In those days you needed to be an actor or entertainer if you were in the markets. My dad would tip a sack of sand in the floor and pour liquid carbolic soap all over it. Then he got a piece of rotten meat with flies all over it and dragged it through the sand. The flies would fly away and then he sold the sand by the bag as a fly repellent.
I was born in Hampstead, one of thirteen children. My mum worked all her life to keep us going. She was a market trader, selling all kinds of stuff, and she collected scrap metal, rags, woollens and women’s clothes in an old pram and sold it wholesale. My dad was to and fro with my mum, but he used to come and pick me up sometimes, and I worked with him. When I was nine, just before my dad died, we moved down to Queens Rd, Peckham.
I’ve been on a bike since I was two, and at three years old I had my own three-wheeler. I’ve always been on a bike. On my fifteenth birthday, I left school and started work. At first, I had a job for a couple of months delivering meat around Wandsworth by bicycle for Brushweilers the Butcher, but then I worked for Charles, Greengrocers of Belgravia delivering around Chelsea, and I delivered fruit and vegetables to the Beatles and Mick Jagger.

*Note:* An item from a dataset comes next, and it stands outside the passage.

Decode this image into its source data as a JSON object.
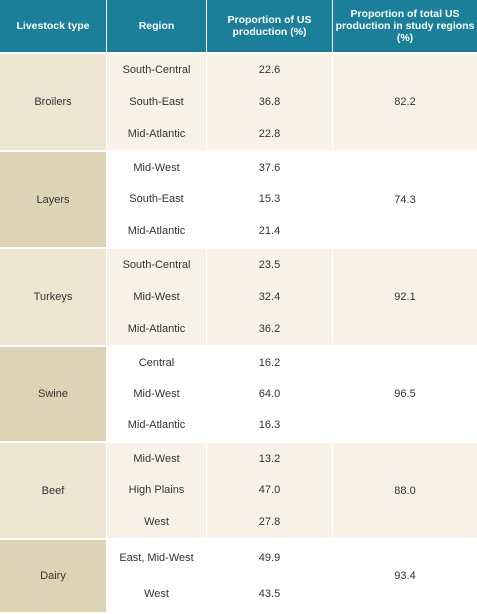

At sixteen years old, I started selling hot chestnuts outside Earls Court with Tony Calefano, known as ‘Tony Chestnuts.’ I lived in Wandsworth then, so I used to cycle over the river each day. I worked for him for four years and then I made my own chestnut can. In the summer, Tony used to sell ice cream and he was the one that got me into it.
I do enjoy it but it’s hard work. A ten litre tub of ice cream weighs 40lbs and I might carry eight tubs in hot weather plus the weight of the freezer and two batteries. I had thirteen ice cream barrows up the West End but it got so difficult with the police. They were having a purge, so they upset all my barrows and spoilt the ice cream. After that, Margaret Thatcher changed the law and street traders are now the responsibility of the council. The police here in Brick Lane are as sweet as a nut to me.
I bought a pair of crocodiles in the Club Row animal market once. They’re docile as long as you keep them in the water but when they’re out of it they feel vulnerable and they’re dangerous. I can’t remember what I did with mine when they got large. I sell watches sometimes. If anybody wants a watch, I can go and get it for them. In winter, I make jewellery with shells from the beach in Spain, matching earrings with ‘Hello’ and ‘Hola’ carved into them. I’m thinking of opening a pie and mash shop in Spain.
I am happy to give out ice creams to people who haven’t got any money and I only charge pensioners a pound. Whitechapel is best for me. I find the Asian people are very generous when it comes to spending money on their children, so I make a good living off them. They love me and I love them.”